At least 34 people died when the MV Thomas Aquinas sank off the central port of Cebu on Friday with more than 800 people onboard, officials said.
Poor weather has disrupted attempts to send down divers into the wreckage.
A navy spokesman said it was possible survivors could be found inside air pockets, although chances were slim.
The number of people officially listed as missing was reduced on Sunday from a previous figure of 170 due to tallying issues.
The authorities say more than 750 people have been rescued since the collision, which happened in calm waters around 2km (1.2 miles) from the shore.
Coastguard and military vessels helped with the search operation, but it has been hampered by rough seas.
Navy spokesman Lt Cdr Gregory Fabic told AFP the weather had prevented divers from reaching the interior of the sunken vessel, where many of those missing were believed trapped.
"It is possible that there are air pockets in its compartments and there might be survivors," he said.
"There is still hope that there might just be survivors there."
Philippines President Benigno Aquino has ordered an investigation into the collision.
BBC South East Asia correspondent Jonathan Head says this is likely to focus on whether the narrow lanes approaching Cebu harbour were used incorrectly.
Survivors said hundreds of passengers jumped into the ocean as the ferry began taking on water and listing on Friday evening. The crew distributed life jackets.
Many were asleep when the crash happened and others struggled to find their way in the dark, reports said.
One survivor, Jerwin Agudong, said he and other passengers jumped overboard in front of the cargo vessel.
"It seems some people were not able to get out," Mr Agudong told radio station DZBB. "I pity the children.
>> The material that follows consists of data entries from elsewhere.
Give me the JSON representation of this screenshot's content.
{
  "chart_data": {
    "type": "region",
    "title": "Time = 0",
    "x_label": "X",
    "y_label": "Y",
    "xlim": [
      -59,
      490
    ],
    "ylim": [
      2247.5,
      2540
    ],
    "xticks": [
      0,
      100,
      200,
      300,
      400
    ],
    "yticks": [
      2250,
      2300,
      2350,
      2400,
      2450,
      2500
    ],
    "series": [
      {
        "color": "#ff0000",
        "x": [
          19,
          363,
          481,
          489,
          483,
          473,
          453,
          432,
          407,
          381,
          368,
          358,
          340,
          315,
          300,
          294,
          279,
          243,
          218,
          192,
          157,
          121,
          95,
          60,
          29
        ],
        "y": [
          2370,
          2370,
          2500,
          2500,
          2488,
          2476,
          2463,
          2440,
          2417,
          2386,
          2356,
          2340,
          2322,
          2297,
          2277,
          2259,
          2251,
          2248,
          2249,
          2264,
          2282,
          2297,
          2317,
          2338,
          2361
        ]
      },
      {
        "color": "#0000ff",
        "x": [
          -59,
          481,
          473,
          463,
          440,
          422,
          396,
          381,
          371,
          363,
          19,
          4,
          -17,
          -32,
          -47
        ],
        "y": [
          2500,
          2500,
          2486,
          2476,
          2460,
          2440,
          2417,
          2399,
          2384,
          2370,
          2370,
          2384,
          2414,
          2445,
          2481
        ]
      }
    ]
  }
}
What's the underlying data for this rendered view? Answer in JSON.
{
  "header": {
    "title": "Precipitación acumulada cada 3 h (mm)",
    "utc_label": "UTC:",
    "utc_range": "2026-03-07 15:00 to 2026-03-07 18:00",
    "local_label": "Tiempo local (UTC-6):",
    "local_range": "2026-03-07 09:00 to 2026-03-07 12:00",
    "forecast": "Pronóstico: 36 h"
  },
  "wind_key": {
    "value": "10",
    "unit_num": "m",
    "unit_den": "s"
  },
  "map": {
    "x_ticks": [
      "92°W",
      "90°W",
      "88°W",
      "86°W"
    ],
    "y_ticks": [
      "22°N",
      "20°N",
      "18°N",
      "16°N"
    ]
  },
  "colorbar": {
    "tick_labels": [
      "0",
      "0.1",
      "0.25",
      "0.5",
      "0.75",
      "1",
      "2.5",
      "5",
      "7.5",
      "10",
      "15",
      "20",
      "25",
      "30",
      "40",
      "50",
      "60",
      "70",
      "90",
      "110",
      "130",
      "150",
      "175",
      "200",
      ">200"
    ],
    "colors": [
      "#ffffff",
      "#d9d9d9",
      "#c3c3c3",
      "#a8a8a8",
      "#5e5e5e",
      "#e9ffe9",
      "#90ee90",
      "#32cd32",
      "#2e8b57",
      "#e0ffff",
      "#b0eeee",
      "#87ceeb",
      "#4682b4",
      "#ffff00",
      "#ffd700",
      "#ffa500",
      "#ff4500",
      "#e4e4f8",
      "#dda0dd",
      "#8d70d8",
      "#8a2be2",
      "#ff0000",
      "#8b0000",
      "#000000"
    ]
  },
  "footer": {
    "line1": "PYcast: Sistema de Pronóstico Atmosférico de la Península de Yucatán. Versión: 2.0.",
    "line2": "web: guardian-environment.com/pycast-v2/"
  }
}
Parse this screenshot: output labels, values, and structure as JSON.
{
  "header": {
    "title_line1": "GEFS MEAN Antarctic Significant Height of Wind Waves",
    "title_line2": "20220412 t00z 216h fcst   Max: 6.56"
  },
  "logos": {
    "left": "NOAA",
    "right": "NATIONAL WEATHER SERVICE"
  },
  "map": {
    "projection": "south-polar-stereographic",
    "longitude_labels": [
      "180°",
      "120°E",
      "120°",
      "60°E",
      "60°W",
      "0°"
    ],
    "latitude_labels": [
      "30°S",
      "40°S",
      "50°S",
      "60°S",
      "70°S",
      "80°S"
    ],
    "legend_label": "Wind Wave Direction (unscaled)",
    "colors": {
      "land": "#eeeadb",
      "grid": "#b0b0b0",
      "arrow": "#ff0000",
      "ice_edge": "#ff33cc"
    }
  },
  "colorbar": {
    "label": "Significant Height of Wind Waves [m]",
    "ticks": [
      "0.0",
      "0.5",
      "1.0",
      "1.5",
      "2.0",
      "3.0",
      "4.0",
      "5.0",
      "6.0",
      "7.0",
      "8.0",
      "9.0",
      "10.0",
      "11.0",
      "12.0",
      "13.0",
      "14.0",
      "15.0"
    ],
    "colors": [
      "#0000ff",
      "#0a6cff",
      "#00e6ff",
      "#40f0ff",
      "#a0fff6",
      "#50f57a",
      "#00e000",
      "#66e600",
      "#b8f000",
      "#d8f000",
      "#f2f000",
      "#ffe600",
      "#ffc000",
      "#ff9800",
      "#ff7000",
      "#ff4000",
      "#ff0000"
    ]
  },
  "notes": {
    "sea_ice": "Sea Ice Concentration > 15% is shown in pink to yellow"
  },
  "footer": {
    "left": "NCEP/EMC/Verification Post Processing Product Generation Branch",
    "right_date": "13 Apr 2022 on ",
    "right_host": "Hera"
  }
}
We saw dead bodies on the side, and some being rescued."
It is believed 58 babies were among the passengers on board but it is unclear how many of them died.
Many of the survivors were sick from swallowing seawater and oil that is thought to have spilled from the 11,000-tonne ferry.
The authorities believe it is possible some people may have been picked up by local fishing boats and have not yet reported themselves.
A coast guard official told reporters that the cargo ship, Sulpicio Express 7, had 36 crew members on board, but it did not sink.
It emerged on Saturday that Span Asia Carrier Corp, the company that owns the cargo ship, also owned the ferry involved in the world's worst maritime disaster in peacetime, which occurred in the Philippines in December 1987.
More than 4,000 people died when the Dona Paz ferry collided with a tanker.
Maritime accidents are quite frequent in the Philippine archipelago because of tropical storms, badly maintained passenger boats and weakly enforced safety regulations.
Passengers on the ferry involved in Friday's collision had embarked at Nasipit in the southern province of Agusan del Sur.
The 40-year-old vessel was operated by a Chinese-owned company called 2Go, the largest ferry operator in the Philippines.